In this research project, technology bricks for the immediate next generation of medium-range aircraft and their interactions are investigated.
The overall objective of the joint project AVACON (Advanced Aircraft Concepts) is the investigation of innovate aircraft configurations in order to show potentials with respect to fuel efficiency, especially for the medium range market segment. The project consortium consists of a total of eight partners, which combine the competences of industry, research entities and academia. A core aspect of the project is the integration of ultra-high bypass ratio engines, which are not only mounted in a conventional fashion under the wing, but due to their size also over the wing and on the fuselage. In addition, further promising technology bricks are integrated into the innovative aircraft configurations, taking into account their interdisciplinary interactions.
In this context, the Institute of Aerospace Systems at RWTH Aachen University is working on the aspects of integrating a hybrid laminar flow control (HLFC) system, taking into account the effects on the preliminary aircraft design. The aim is to reduce the friction drag and thus fuel consumption and environmental pollution.
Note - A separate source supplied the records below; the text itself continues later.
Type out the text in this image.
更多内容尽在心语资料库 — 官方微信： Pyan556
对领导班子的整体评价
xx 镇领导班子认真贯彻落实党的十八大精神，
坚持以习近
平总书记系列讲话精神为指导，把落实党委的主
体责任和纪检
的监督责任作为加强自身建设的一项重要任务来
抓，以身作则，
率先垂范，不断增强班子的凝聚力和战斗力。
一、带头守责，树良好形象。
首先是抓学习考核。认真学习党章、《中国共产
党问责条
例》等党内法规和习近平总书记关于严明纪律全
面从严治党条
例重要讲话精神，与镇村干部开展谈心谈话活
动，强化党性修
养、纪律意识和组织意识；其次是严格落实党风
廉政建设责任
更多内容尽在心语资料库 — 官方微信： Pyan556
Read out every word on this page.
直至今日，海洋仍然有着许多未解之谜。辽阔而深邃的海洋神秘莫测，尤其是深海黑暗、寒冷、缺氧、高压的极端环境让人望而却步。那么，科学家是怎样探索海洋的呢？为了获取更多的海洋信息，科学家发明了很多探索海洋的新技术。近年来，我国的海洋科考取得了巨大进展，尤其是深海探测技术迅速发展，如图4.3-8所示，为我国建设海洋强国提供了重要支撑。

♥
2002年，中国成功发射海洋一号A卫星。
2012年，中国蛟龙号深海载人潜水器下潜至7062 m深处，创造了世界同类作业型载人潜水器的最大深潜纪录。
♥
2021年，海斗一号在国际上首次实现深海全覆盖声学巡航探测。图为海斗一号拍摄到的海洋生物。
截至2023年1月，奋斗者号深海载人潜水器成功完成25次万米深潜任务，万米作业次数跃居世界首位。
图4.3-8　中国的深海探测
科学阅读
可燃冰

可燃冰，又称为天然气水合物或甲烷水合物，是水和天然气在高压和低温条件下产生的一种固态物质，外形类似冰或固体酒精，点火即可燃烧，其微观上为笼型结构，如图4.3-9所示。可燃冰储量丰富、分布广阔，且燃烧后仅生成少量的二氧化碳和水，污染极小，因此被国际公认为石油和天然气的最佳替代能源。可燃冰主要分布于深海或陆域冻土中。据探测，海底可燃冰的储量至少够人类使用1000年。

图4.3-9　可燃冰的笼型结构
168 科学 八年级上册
The ILR can rely on already existing expertise regarding the integration of hybrid laminar flow control within the in-house aircraft design environment MICADO. For aerodynamic evaluation a process exists, which combines a 2D flow solver with a 3D transition prediction module using various transformation rules. In order to maintain the balance between the levels of detail required in the preliminary design, a detailed design of the HLFC system is also carried out, taking into account the aerodynamic boundary conditions as well as necessary suction distributions. Within AVACON, the existing expertise will initially be expanded to include the ability to assess different aircraft configurations. For this purpose, the originally turbulent aircraft configurations are equipped with an HLFC system in order to holistically assess the potential of such a retrofit design. The aim is to identify a suitable compromise between the aerodynamic advantages and the additional masses and power offtakes of the necessary HLFC systems. Furthermore, innovative design methods are being developed in order to incorporate laminarity as an additional boundary condition already in the preliminary wing design. This promises the full exploitation of the potential of HLFC.
The project is funded by the German Federal Ministry of Economic Affairs and Energy as part of the Federal Aviation Research Programme LuFo V-3.